Джордж Элиот, еще одна великая представительница Викторианской эпохи, писала о Генрихе Гейне:

Он был одним из самых примечательных людей своего времени: не эхо, а настоящий голос <…> превосходный поэт, который облек наши чувства в дивную песню; юморист, который прикоснулся к свинцовой глупости золотой волшебной палочкой искусства — и озарил своей солнечной улыбкой слезы людей; острослов, владеющий самыми горячими орудиями сатиры; художник слова, который лучше Гёте показал возможности немецкой прозы; и — невзирая на все брошенные ему обвинения, истинные и ложные, — друг свободы, который говорил от лица людей мудро и смело.

Мориц Оппенгейм. Портрет Генриха Гейне. 1831Википедия

На Гейне сбылось китайское проклятие — он жил в интересное время. Он родился, когда Наполеон, которым он в юности восхищался и в детстве однажды видел проезжающим на коне по улицам Дюссельдорфа, начинал завоевывать свою империю. Он дважды встречался с Гёте. Он был знаком с Карлом Марксом, который восхищался его поэзией больше, чем сам Гейне, и в конце концов он сам отдал дань уважения политике Маркса. Он был другом Бальзака и, возможно, любовником Жорж Санд. Он пережил две революции — Июльскую революцию 1830 года и революцию февраля 1848 года. Он был жертвой цензуры при Меттернихе — ордер на его арест был выписан в Пруссии в 1835 году — пользовался французской свободой слова и стал писателем, параллельно доносившим властям обеих этих вечно противоборствующих стран друг о друге.

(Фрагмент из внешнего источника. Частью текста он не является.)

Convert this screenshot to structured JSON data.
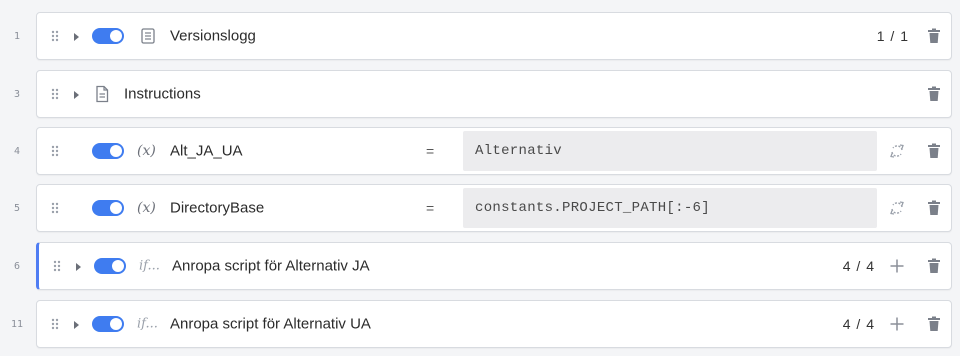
{
  "colors": {
    "accent": "#3f7cf0",
    "active_border": "#4f7df3"
  },
  "rows": [
    {
      "line": "1",
      "expand": true,
      "toggle": true,
      "icon": "log-icon",
      "title": "Versionslogg",
      "count": "1 / 1"
    },
    {
      "line": "3",
      "expand": true,
      "toggle": false,
      "icon": "document-icon",
      "title": "Instructions"
    },
    {
      "line": "4",
      "toggle": true,
      "icon": "variable-icon",
      "icon_text": "(x)",
      "title": "Alt_JA_UA",
      "operator": "=",
      "value": "Alternativ"
    },
    {
      "line": "5",
      "toggle": true,
      "icon": "variable-icon",
      "icon_text": "(x)",
      "title": "DirectoryBase",
      "operator": "=",
      "value": "constants.PROJECT_PATH[:-6]"
    },
    {
      "line": "6",
      "expand": true,
      "toggle": true,
      "icon": "condition-icon",
      "icon_text": "if...",
      "title": "Anropa script för Alternativ JA",
      "count": "4 / 4",
      "active": true
    },
    {
      "line": "11",
      "expand": true,
      "toggle": true,
      "icon": "condition-icon",
      "icon_text": "if...",
      "title": "Anropa script för Alternativ UA",
      "count": "4 / 4"
    }
  ]
}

Ни один народ не заслужил одобрения Гейне. Англичан он считал самодовольными и лишенными вдохновения, а саму Англию — погубленной торгашеским духом. Он полагал, что секрет превосходства англичан в политике «состоит в том, что у них совершенно нет воображения» . Его родная Германия была для него «страной мракобесов», где патриотизм «заключался в ненависти к французам, в ненависти к цивилизации и либерализму» , а у немцев — «рабство — в нем самом, в его душе» . Французы, конечно, могут быть «самым остроумным и самым героическим из всех народов» , но французские стихи были для него «рифмованной тепленькой водицей» , а «Марсель — это Гамбург по‑французски, а я не выношу его даже в лучшем переводе». Америку, где он никогда не бывал, он называл «огромной тюрьмой свободы <…> где дико властвует самый отвратительный тиран — чернь!» , а «все люди там равны, все грубияны <…> За исключением, правда, нескольких миллионов, у которых черная или коричневая кожа и с которыми обращаются как с собаками!» 

В мае 1848 года Гейне слег в постель в своей парижской квартире, и с встать с нее ему было уже не суждено — эту постель он впоследствии называл «матрацной могилой». Он провел последние восемь лет жизни, обездвиженный тяжелой болезнью спинного мозга, которая вызвала паралич ниже грудной клетки и слепоту на один глаз. Другим глазом он видел, только если поднимал веко пальцем. Он страдал от судорог, пульсирующей головной боли и мучительного кашля, от которого помогали только опиум и морфий. Добавьте к этому мучения, связанные с медициной XIX века. Но во время тяжкой болезни страсть Гейне к литературе не ослабевала — лучший сборник его стихов «Романцеро» и множество других произведений были написаны в «матрацной могиле».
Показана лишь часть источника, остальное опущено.